Other former learners have also managed to get employment. Bokamoso Khosi is designing uniforms for the school, while Thuto Monchonyane is teaching carpentry and upholstery.

Bokamoso Khosi say that, “it is only here at Sebitloane where I have learnt how to sew because I couldn’t make it at normal schools. I came here and acquired this skill and now I make income at home.”

Thuto Monchonyane a former leaner at the same school says that carpentry special schools are important because they help learners with special needs a lot. It happens that you can’t be corporate at extreme schools and when you come to special schools, you get the needed assistance.

The school Principal Boipelo Mmokwa says this empowerment programme benefits all skilled learners.

“We cannot be able to appoint all our former learners. We go outside to invite parents to the school so we can discuss this program, subsidizing the learners to go and buy what they need, the machines. Some of the people outside they see special schools as dumping sides, whereas learners can do things they can’t even believe,” says Mmokwa.

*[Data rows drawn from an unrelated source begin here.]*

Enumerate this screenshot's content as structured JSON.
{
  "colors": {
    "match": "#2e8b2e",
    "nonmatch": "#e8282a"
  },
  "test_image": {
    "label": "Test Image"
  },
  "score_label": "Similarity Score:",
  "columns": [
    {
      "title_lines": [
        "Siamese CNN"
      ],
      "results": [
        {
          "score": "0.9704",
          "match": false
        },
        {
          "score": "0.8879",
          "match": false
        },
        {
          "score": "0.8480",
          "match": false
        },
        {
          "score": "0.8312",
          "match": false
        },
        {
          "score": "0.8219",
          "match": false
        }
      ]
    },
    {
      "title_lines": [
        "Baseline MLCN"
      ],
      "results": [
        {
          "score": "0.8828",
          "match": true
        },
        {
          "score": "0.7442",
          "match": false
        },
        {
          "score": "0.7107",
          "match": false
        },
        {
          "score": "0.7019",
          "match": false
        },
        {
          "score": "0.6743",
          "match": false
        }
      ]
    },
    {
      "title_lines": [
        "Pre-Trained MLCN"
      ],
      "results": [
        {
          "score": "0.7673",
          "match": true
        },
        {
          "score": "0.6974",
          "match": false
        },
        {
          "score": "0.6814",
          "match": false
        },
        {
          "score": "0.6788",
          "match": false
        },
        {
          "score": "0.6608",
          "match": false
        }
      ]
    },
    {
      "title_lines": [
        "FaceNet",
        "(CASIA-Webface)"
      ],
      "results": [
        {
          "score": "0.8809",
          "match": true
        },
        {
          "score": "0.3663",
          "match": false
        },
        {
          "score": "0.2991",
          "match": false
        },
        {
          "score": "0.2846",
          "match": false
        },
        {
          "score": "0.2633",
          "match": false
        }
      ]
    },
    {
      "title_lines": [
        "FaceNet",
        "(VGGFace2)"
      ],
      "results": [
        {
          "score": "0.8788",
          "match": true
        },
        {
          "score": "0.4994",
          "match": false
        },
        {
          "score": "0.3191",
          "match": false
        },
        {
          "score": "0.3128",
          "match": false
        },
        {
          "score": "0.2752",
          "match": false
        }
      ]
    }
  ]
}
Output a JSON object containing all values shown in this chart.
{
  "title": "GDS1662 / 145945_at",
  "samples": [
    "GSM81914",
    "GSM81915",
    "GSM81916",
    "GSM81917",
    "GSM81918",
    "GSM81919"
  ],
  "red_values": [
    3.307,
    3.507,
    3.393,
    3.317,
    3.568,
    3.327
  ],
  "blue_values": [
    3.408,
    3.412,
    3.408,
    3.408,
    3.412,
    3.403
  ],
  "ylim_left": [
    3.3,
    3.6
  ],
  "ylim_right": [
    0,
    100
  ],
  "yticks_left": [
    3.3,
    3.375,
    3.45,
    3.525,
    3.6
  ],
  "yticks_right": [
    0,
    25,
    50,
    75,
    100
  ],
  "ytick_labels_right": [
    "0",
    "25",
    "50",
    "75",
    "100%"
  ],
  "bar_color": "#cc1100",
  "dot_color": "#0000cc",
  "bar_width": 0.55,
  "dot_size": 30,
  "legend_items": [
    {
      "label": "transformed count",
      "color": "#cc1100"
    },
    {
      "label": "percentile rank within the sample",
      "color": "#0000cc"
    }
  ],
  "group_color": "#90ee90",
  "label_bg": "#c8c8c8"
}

The school governing body says parents should not be ashamed when their children struggle to cope in mainstream schools but rather seek information on how they can be assisted.

The SGB chairperson Andries Swarts says that “if learners are struggling, there are programs at normal schools whereby learners are referred to the special schools. Such learners are like any kid or learner attending at normal schools. We encourage parents to seek information and get necessary assistance.”

These young newly established entrepreneurs are grateful for the opportunities they have been given and hope to improve the economy by creating employment in the near future.